I motivi con cui si contesta il modus procedendi con cui il Comune è addivenuto a variare la normativa di piano non possono ritenersi ammissibili in questa sede, dovendo essere introdotti nella sede opportuna e precisamente in sede di osservazioni da presentarsi durante l'iter di adozione e approvazione dello strumento urbanistico, o successivamente attraverso la proposizione nei termini di ricorso giurisdizionale avverso le disposizioni innovative di piano ritenute lesive. Sul punto il Comune ha peraltro dato atto di aver osservato le prescritte forme di pubblicità durante l'iter di approvazione dello strumento urbanistico, che nessuna osservazione era pervenuta da parte della ricorrente, e che il piano regolatore definitivamente approvato era stato regolarmente pubblicato sul B.u.r.c. della Regione Campania n.65 del 12.12.2005. Costituisce difatti ius receptum che qualora sussista un rapporto di presupposizione tra atti, l'omessa impugnazione dell'atto presupposto rende inammissibile, per difetto di interesse, il ricorso giurisdizionale proposto avverso gli atti che dello stesso costituiscono applicazione. (Cons. Stato, sez. VI, 8 febbraio 2002, n. 686; Cons. Stato, sez. V, 12 marzo 1996, n. 258).
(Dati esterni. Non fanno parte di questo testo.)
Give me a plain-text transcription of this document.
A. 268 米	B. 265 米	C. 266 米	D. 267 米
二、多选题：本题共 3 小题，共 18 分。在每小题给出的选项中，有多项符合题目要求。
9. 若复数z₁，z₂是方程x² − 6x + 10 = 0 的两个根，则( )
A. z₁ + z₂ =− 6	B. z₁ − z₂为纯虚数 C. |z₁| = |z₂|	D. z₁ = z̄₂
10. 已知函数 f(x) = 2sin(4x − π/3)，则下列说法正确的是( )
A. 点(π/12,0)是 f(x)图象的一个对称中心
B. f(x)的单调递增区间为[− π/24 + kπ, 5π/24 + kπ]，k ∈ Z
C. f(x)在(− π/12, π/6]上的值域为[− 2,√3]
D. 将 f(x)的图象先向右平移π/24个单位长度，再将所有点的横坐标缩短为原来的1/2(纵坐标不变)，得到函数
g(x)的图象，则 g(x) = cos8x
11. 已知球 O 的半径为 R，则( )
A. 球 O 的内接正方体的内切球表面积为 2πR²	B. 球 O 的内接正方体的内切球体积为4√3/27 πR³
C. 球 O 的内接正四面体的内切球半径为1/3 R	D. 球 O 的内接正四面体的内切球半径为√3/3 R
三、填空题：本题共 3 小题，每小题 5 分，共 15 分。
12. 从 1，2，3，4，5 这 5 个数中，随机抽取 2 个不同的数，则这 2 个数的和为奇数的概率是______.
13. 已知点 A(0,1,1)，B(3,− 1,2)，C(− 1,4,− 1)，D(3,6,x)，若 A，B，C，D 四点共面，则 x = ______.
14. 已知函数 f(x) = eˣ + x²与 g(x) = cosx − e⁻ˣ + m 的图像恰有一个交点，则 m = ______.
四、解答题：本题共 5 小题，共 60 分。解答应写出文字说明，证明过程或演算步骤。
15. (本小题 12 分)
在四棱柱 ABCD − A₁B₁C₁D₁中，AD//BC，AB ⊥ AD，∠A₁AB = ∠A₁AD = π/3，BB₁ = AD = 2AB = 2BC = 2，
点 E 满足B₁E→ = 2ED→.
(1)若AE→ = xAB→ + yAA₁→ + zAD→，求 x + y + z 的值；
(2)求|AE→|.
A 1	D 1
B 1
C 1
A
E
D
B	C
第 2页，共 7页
Per le ragioni esposte il ricorso va respinto e le spese processuali seguono la soccombenza e vanno liquidate come da dispositivo.
P.Q.M.
Il Tribunale Amministrativo Regionale della Campania (Sezione Ottava) definitivamente pronunciando sul ricorso, come in epigrafe proposto, lo respinge;
condanna parte ricorrente al pagamento delle spese processuali sostenute dal Comune di Mondragone nella misura di €1500,00 da distrarsi in favore del procuratore dichiaratosi antistatario.
Ordina che la presente sentenza sia eseguita dall'autorità amministrativa.